警部補・古畑任三郎(第1シリーズ)(C)フジテレビ/共同テレビ

食べ終わった駅弁の結び目を見てピンと来た古畑


この回の古畑は、特急車内に偶然居合わせた警部補というシチュエーションのため、次の駅までに犯人特定を急ぐスピーディーさも求められ、普段以上に真剣な表情や焦る様子などが渋く、カッコいい。車掌に「何かあったの? 警察の者だ」と話しかけ、死体を発見した場面から、“車内で食べるみかんは手に匂いが残ること”や、“リクライニングシートを後ろに下げる際にコワい反社会的男性が座っていて遠慮せざるを得ない”、“駅弁”など“電車あるある”をたくさん使ったトリックの数々が楽しめる。
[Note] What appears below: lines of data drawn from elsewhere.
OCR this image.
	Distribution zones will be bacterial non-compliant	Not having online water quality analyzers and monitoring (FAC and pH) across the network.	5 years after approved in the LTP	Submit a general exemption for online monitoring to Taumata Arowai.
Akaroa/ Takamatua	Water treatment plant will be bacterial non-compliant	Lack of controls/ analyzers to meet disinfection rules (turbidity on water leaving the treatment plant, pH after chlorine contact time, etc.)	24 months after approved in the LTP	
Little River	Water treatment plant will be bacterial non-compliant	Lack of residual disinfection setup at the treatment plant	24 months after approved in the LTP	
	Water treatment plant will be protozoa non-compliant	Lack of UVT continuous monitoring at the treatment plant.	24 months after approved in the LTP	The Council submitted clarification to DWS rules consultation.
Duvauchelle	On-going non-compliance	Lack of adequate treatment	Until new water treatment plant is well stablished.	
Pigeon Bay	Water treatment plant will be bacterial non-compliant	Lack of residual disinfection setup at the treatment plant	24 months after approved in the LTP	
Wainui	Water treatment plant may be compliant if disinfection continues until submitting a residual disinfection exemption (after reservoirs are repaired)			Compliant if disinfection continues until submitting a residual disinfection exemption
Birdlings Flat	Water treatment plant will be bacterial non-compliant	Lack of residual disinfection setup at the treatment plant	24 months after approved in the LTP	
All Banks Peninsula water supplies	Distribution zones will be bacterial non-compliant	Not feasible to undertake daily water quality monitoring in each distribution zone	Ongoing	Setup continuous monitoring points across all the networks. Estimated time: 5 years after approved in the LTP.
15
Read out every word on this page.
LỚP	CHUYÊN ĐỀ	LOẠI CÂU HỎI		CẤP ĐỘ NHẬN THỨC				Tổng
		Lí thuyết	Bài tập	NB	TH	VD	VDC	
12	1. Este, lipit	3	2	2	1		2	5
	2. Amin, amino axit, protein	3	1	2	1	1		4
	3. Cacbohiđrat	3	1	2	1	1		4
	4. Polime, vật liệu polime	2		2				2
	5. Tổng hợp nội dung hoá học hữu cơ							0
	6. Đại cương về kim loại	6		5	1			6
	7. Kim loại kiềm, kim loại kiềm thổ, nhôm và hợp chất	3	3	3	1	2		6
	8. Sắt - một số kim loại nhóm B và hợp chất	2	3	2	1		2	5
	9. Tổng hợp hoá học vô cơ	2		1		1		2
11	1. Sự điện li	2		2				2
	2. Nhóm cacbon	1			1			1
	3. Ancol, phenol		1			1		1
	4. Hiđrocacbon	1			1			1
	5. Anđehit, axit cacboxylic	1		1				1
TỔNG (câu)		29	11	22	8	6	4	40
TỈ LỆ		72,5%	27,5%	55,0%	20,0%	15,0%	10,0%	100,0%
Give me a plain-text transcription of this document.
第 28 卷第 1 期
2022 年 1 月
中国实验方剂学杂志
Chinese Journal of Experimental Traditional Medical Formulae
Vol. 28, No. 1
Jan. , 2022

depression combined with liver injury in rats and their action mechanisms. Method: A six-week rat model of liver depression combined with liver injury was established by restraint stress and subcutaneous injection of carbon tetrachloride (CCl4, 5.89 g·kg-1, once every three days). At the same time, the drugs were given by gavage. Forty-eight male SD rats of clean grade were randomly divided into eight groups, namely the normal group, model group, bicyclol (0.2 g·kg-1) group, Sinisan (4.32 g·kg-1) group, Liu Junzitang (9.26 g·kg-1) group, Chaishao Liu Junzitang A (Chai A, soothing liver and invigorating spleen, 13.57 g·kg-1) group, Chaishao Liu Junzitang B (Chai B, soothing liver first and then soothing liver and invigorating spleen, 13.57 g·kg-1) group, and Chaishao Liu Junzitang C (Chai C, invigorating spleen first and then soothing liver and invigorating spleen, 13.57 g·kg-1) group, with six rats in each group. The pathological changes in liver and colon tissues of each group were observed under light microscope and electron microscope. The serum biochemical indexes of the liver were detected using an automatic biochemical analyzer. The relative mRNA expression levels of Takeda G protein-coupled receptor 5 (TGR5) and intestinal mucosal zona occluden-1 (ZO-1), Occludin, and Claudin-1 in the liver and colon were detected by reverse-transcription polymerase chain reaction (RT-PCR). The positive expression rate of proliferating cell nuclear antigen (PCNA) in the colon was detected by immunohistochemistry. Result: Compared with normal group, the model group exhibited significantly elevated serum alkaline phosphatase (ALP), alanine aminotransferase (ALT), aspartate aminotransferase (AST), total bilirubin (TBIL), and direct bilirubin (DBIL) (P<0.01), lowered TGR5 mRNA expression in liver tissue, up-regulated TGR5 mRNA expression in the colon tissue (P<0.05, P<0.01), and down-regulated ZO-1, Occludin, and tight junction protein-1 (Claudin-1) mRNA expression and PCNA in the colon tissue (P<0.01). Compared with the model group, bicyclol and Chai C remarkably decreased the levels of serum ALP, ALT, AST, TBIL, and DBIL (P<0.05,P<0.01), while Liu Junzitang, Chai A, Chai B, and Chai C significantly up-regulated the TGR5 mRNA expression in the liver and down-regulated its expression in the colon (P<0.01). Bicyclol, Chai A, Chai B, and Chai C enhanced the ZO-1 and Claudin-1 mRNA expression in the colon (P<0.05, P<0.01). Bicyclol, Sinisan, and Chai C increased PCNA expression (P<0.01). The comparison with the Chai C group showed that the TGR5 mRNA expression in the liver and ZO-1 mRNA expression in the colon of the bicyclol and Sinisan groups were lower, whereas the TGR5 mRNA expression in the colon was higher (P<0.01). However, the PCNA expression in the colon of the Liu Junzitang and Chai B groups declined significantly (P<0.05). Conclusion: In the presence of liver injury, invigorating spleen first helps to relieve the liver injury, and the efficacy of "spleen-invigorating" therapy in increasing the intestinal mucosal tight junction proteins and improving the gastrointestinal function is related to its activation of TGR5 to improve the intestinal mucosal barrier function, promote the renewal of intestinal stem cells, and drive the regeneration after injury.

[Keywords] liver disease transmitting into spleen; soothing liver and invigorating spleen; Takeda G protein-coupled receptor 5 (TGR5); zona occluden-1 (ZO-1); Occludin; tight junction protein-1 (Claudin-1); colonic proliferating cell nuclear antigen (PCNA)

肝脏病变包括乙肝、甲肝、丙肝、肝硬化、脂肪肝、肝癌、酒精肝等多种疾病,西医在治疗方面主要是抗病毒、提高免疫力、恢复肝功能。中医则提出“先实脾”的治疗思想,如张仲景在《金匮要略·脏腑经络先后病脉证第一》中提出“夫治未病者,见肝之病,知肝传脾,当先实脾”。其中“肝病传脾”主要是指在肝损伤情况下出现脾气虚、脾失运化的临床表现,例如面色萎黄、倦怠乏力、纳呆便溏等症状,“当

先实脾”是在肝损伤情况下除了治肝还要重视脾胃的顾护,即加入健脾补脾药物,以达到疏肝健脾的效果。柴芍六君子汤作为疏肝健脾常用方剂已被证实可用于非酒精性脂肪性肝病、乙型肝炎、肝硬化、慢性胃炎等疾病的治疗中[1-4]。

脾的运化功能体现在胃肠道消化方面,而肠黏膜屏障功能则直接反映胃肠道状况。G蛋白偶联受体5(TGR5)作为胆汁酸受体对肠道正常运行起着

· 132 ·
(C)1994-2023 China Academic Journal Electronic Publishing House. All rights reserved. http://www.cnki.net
細かい内容すべては書き記せないが“駅弁”だけ解説しよう。

古畑の好物は酢豚である。それは車内の売店で「ないなぁ! 酢豚弁当が欲しいんだけどなぁ」「酢豚どれ? 君たち知らないの? 有名な酢豚弁当」と珍しく店員に声を荒げる古畑の姿を見ても明確だ。酢豚に対する熱い思いは他の回でも時折語られるほどである。今回中川を「お医者様でいらっしゃいますよね?」と職業を見抜いて追い込んでいったのは、中川が食べ終わったスタミナ酢豚弁当の包みに古畑が着目したことからだった。「一番上の兄が京大付属病院で医者をやってまして」と外科医特有のヒモの結び方を指摘。「医師ならば3分間で(殺したい相手を)クロロホルムで眠らせて、くるぶしに注射をして、コートを脱がせることが可能ですか?」と殺害行為の実証を試す実験に中川を参加させたのだ。

古畑は女性の犯人には終始紳士的な捜査をするが、男性には手厳しく容赦しないところがある。第8話は切れ味鋭い古畑の推理を堪能できることだろう。